Data compiled from IB testing administered this past May indicate that the number of test takers increased in 2015, with 76 percent of the 1223 students who took the tests qualifying for free and reduced lunch. Of those students, the percentage of students scoring a 4+ was 76 percent. U.S. schools with a high proportion of low-income students are eligible to be designated as Title I schools, which allows for the allotment of federal resources to attempt to close this achievement gap. Closing the academic achievement gap at Title I schools has been a key objective for the International Baccalaureate.
Chicago Public Schools has become the largest IB network in the country, with 43 authorized IB schools and 10 schools currently in the authorization process across the city. Since 2012, the total enrollment in IB programs has doubled from 10,138 students to 20,398 students. Also since 2012, participation in high school IB programs has almost quadrupled from 3,442 students to 12,582 students participating in both the Middle Years Programme (9 -10th grade) and the Diploma Programme (11 – 12th grade). Research conducted by the Chicago Postsecondary Transition Project showed that Chicago Public School graduates who have completed the IB Diploma Programme have a college persistence rate of 75 percent.
The International Baccalaureate tests are administered to 11th and 12th grade DP students in May of each year. This year, in Chicago Public Schools:
- 1,223 students took 3,792 subject tests
- 1,000 students, 82 percent, scored a 4+ on one or more exams
- 935 students qualified for Free and Reduced Lunch
- 76 percent of the students who qualified for Free and Reduced Lunch scored a 4+
Working to eliminate the participation gaps present in academically challenging high school courses remains a top goal for the International Baccalaureate.
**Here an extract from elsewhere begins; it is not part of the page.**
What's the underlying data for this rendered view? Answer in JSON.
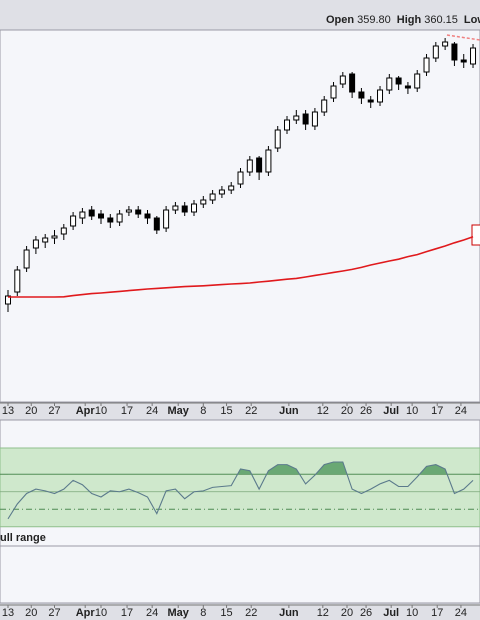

To that end, the IB has joined with the College Board to enroll more than 100,000 low-income, minority, and underrepresented students in IB Diploma Programme and AP courses over the next three years. This effort called, "Lead Higher," is spearheaded by the education nonprofit Equal Opportunity Schools.
Earlier this year, the IB released research demonstrating the growth of participation in the International Baccalaureate among Title I schools and the increased success of those students in post-secondary education. Full survey results can be found here.
The findings included:
- The number of IB programmes at Title 1 schools has grown by 46 percent since the 2009-2010 school year. 60 percent of all public schools that offered IB programmes in the US were designated Title I in 2012-2013.
- DP students from Title I schools, including low-income and minority students, enroll in college at much higher rates than national averages:
- 84 percent of low-income African American DP students enroll immediately in college, the same percentage as white students who are not low-income.
- 79 percent of low-income DP students from Title I schools enroll immediately in college.
- 87 percent of African American DP students from Title I schools enroll in college – this is higher than any other racial group. Nationally, the college enrollment rate for African American students is 57 percent.
Chicago Public Schools serves 393,000 students in 660 schools. It is the nation's third-largest school district.
About the IB
Founded in 1968, the International Baccalaureate (IB) is a non-profit foundation which offers four high quality and challenging educational programmes for a worldwide community of schools. For more than 45 years, the IB programmes have gained a reputation for rigor and high academic standards, for preparing students for life in a globalized 21st century and for helping to develop citizens who will create a better, more peaceful world. Currently, more than one million IB students attend over 4,000 schools in 147 countries.